The University of Chicago Medical Center's Department of Neurology is seeking a Clinical Research Coordinator II to support, facilitate, and coordinate clinical trial activities, ensuring the conduct of studies and compliance with federal regulations and institutional policies.
Requirements
- Knowledge and skills developed through 2-5 years of work experience in a related job discipline.
- Working knowledge of Good Clinical Practices (GCP).
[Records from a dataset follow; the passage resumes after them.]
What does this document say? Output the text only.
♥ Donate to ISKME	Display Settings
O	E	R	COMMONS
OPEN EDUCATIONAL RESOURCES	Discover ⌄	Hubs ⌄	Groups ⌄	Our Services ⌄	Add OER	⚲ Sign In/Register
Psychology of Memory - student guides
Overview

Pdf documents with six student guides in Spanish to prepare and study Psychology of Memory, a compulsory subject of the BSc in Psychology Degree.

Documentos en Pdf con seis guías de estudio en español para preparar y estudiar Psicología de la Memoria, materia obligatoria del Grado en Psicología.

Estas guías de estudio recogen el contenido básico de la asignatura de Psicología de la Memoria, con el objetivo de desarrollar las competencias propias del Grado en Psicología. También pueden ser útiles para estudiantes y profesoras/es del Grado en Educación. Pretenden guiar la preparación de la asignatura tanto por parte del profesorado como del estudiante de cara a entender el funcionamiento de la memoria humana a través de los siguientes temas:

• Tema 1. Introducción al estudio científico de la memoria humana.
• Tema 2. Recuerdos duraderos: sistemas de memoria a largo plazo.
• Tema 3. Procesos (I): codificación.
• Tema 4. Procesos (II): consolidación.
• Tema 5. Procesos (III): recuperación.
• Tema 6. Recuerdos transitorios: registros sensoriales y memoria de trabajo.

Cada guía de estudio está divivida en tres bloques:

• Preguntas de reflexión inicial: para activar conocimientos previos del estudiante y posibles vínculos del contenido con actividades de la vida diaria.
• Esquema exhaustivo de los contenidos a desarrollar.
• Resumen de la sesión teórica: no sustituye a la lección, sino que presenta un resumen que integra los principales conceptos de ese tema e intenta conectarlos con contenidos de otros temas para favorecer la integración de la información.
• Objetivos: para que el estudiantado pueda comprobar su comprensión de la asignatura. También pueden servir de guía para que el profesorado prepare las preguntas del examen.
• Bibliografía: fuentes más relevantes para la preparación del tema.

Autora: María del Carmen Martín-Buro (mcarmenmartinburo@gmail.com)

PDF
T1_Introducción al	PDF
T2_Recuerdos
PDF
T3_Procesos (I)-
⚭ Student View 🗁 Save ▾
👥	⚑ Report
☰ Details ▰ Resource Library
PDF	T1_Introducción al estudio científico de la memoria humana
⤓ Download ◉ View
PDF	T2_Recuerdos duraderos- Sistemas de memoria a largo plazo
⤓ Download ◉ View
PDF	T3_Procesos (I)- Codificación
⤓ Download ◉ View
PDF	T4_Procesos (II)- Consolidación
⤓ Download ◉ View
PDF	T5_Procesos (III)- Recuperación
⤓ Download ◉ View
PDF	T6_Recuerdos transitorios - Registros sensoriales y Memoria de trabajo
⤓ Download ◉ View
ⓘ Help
- Ability to comprehend technical documents.
- Experience coordinating multiple studies (e.g., investigator initiated, industry sponsored, multi-site trials).
- Clinical research experience or relevant experience.
- Ability to develop and manage interpersonal relationships.
- Ability to exercise absolute discretion regarding confidential matters.
Responsibilities
- Manages all aspects of conducting clinical trials including screening, enrollment, subject follow-up, completion of case report forms, and adverse event reports.
- Coordinates the conduct of the study from startup through closeout including recruitment and screening of study subjects, obtaining informed consent, collecting research data, and ensuring protocol adherence and data integrity.
- Recruits and interviews potential study patients with guidance from PI and other clinical research staff.
- Obtains informed consent.
- Plans and coordinates patient schedule for study procedures, return visits, and study treatment schedules.
- Performs assessments at visits and monitors for adverse events.
- Organizes and attends site visits from sponsors and other relevant study meetings.
Other
- Minimum requirements include a college or university degree in related field.
- Minimum requirements include knowledge and skills developed through 2-5 years of work experience in a related job discipline.
- Strong communication skills (verbal and written).
- Excellent interpersonal skills.
- Adaptability to changing working situations and work assignments.
- Ability to follow written and/or verbal instructions.